En cas de convulsions, celles-ci sont traitées avec l’apport d’un anticonvulsivant (diazepam ou midazolam à 0,5 mg/kg en IV ou en intrarectal, phénobarbital ou lévétiracétam).

Évaluation ophtalmologique

Lors de traumatisme facial, il est fréquent de constater une atteinte oculaire (en particulier un prolapsus du globe oculaire et/ou une perforation). Il est indispensable de stabiliser les lésions oculaires avant de référer. En cas de traumatisme contondant ou de perforation, il est conseillé d’appliquer un anti-inflammatoire par voie orale, une analgésie locale (atropine collyre à 0,3 % chez le chat et à 1 % chez le chien), un antibiotique par voie locale et orale (en cas de perforation), et de garder toujours l’œil humide en utilisant des substituts de larmes.

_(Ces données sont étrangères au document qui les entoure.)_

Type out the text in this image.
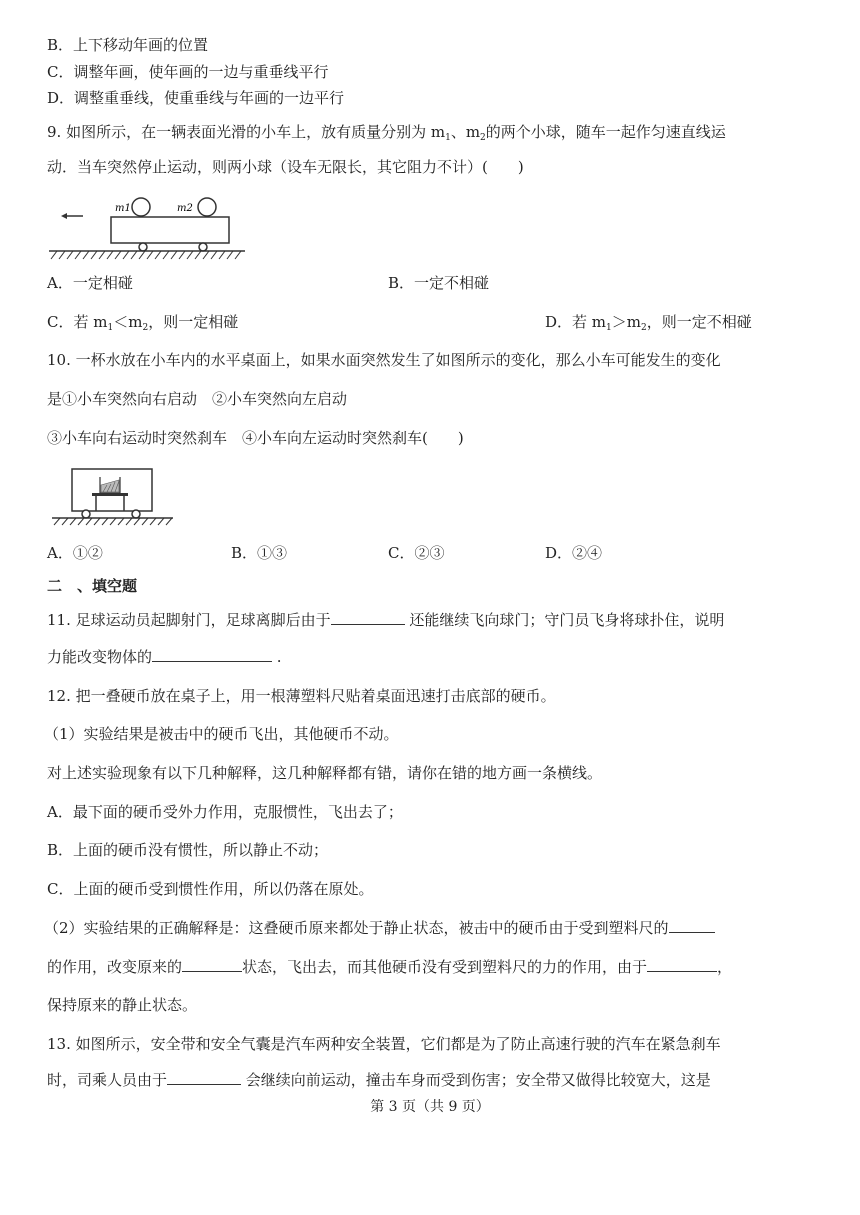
B．上下移动年画的位置
C．调整年画，使年画的一边与重垂线平行
D．调整重垂线，使重垂线与年画的一边平行
9. 如图所示，在一辆表面光滑的小车上，放有质量分别为 $m_1$、$m_2$的两个小球，随车一起作匀速直线运
动．当车突然停止运动，则两小球（设车无限长，其它阻力不计）(　　)
m1	m2
A．一定相碰	B．一定不相碰
C．若 $m_1<m_2$，则一定相碰	D．若 $m_1>m_2$，则一定不相碰
10. 一杯水放在小车内的水平桌面上，如果水面突然发生了如图所示的变化，那么小车可能发生的变化
是①小车突然向右启动　②小车突然向左启动
③小车向右运动时突然刹车　④小车向左运动时突然刹车(　　)
A．①②	B．①③	C．②③	D．②④
二　、填空题
11. 足球运动员起脚射门，足球离脚后由于	还能继续飞向球门；守门员飞身将球扑住，说明
力能改变物体的	.
12. 把一叠硬币放在桌子上，用一根薄塑料尺贴着桌面迅速打击底部的硬币。
（1）实验结果是被击中的硬币飞出，其他硬币不动。
对上述实验现象有以下几种解释，这几种解释都有错，请你在错的地方画一条横线。
A．最下面的硬币受外力作用，克服惯性，飞出去了；
B．上面的硬币没有惯性，所以静止不动；
C．上面的硬币受到惯性作用，所以仍落在原处。
（2）实验结果的正确解释是：这叠硬币原来都处于静止状态，被击中的硬币由于受到塑料尺的
的作用，改变原来的	状态，飞出去，而其他硬币没有受到塑料尺的力的作用，由于	，
保持原来的静止状态。
13. 如图所示，安全带和安全气囊是汽车两种安全装置，它们都是为了防止高速行驶的汽车在紧急刹车
时，司乘人员由于	会继续向前运动，撞击车身而受到伤害；安全带又做得比较宽大，这是
第 3 页（共 9 页）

En cas de prolapsus du globe oculaire, il faut essayer de sauver le globe en première intention (humidification fréquente, anti-inflammatoire et antibiotique par voie orale, collerette, et si une anesthésie est envisageable, effectuer une technique de remise en place du globe oculaire).

Imagerie

Lorsque l’animal est stabilisé sur le plan respiratoire, des examens d’imagerie peuvent être réalisés. Le scanner est l’outil le plus adapté pour visualiser l’ensemble des lésions osseuses de la face (mandibule, orbites, maxillaires, crâne). Une reconstruction en 3D de la totalité du crâne est possible. Les lésions les plus fréquemment observées sur la face sont les malocclusions, les fractures ou les luxations maxillo-faciales, et les fentes palatines. L’imagerie par résonance magnétique est préférable en cas de troubles neurologiques.

Réalimentation

La pose d’une sonde d’œsophagostomie à gauche est fortement conseillée car elle permet de réalimenter l’animal avec de gros volumes et de dégager la face. Elle est mise en place sous anesthésie, en général en même temps que la réalisation des examens d’imagerie.

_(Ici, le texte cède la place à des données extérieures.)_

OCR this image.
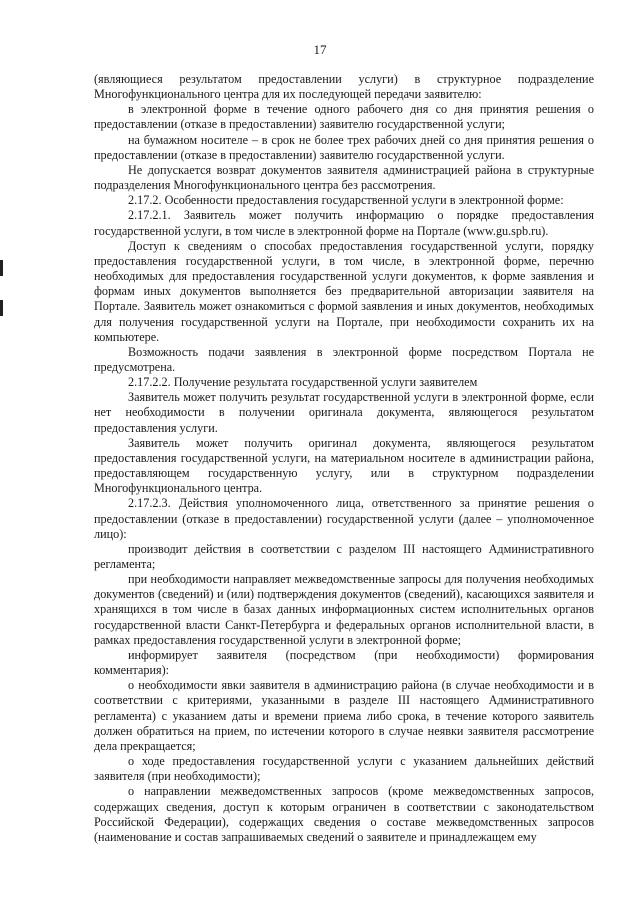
17

(являющиеся результатом предоставлении услуги) в структурное подразделение Многофункционального центра для их последующей передачи заявителю:

в электронной форме в течение одного рабочего дня со дня принятия решения о предоставлении (отказе в предоставлении) заявителю государственной услуги;

на бумажном носителе – в срок не более трех рабочих дней со дня принятия решения о предоставлении (отказе в предоставлении) заявителю государственной услуги.

Не допускается возврат документов заявителя администрацией района в структурные подразделения Многофункционального центра без рассмотрения.

2.17.2. Особенности предоставления государственной услуги в электронной форме:

2.17.2.1. Заявитель может получить информацию о порядке предоставления государственной услуги, в том числе в электронной форме на Портале (www.gu.spb.ru).

Доступ к сведениям о способах предоставления государственной услуги, порядку предоставления государственной услуги, в том числе, в электронной форме, перечню необходимых для предоставления государственной услуги документов, к форме заявления и формам иных документов выполняется без предварительной авторизации заявителя на Портале. Заявитель может ознакомиться с формой заявления и иных документов, необходимых для получения государственной услуги на Портале, при необходимости сохранить их на компьютере.

Возможность подачи заявления в электронной форме посредством Портала не предусмотрена.

2.17.2.2. Получение результата государственной услуги заявителем

Заявитель может получить результат государственной услуги в электронной форме, если нет необходимости в получении оригинала документа, являющегося результатом предоставления услуги.

Заявитель может получить оригинал документа, являющегося результатом предоставления государственной услуги, на материальном носителе в администрации района, предоставляющем государственную услугу, или в структурном подразделении Многофункционального центра.

2.17.2.3. Действия уполномоченного лица, ответственного за принятие решения о предоставлении (отказе в предоставлении) государственной услуги (далее – уполномоченное лицо):

производит действия в соответствии с разделом III настоящего Административного регламента;

при необходимости направляет межведомственные запросы для получения необходимых документов (сведений) и (или) подтверждения документов (сведений), касающихся заявителя и хранящихся в том числе в базах данных информационных систем исполнительных органов государственной власти Санкт-Петербурга и федеральных органов исполнительной власти, в рамках предоставления государственной услуги в электронной форме;

информирует заявителя (посредством (при необходимости) формирования комментария):

о необходимости явки заявителя в администрацию района (в случае необходимости и в соответствии с критериями, указанными в разделе III настоящего Административного регламента) с указанием даты и времени приема либо срока, в течение которого заявитель должен обратиться на прием, по истечении которого в случае неявки заявителя рассмотрение дела прекращается;

о ходе предоставления государственной услуги с указанием дальнейших действий заявителя (при необходимости);

о направлении межведомственных запросов (кроме межведомственных запросов, содержащих сведения, доступ к которым ограничен в соответствии с законодательством Российской Федерации), содержащих сведения о составе межведомственных запросов (наименование и состав запрашиваемых сведений о заявителе и принадлежащем ему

Prise en charge chirurgicale

Il n’est généralement pas nécessaire d’opérer une fente palatine. La chirurgie sera à envisager en cas d’absence de cicatrisation spontanée (notamment lorsqu’elle est supérieure à 5 mm). Une technique de compression des arcades zygomatiques peut être effectuée (sous anesthésie car cela est douloureux).

En cas de malocclusion mandibulaire, la mastication est compromise. Un traitement conservateur est possible pour certaines fractures ou luxations de l’articulation temporo-mandibulaire ou de fracture caudale ou unilatérale de la mandibule (associée à un faible déplacement). La mise en place d’une sorte de « muselière » (voir photo) est préconisée, mais uniquement si l’animal respire correctement, si ses quatre crocs sont intacts et si une sonde d’œsophagostomie a été posée. En cas d’atteinte plus lourde, la pose d’un cerclage, d’une résine, d’un fixateur externe ou de plaques et de vis est effectuée. Il faut en général beaucoup de temps mais les résultats peuvent être spectaculaires.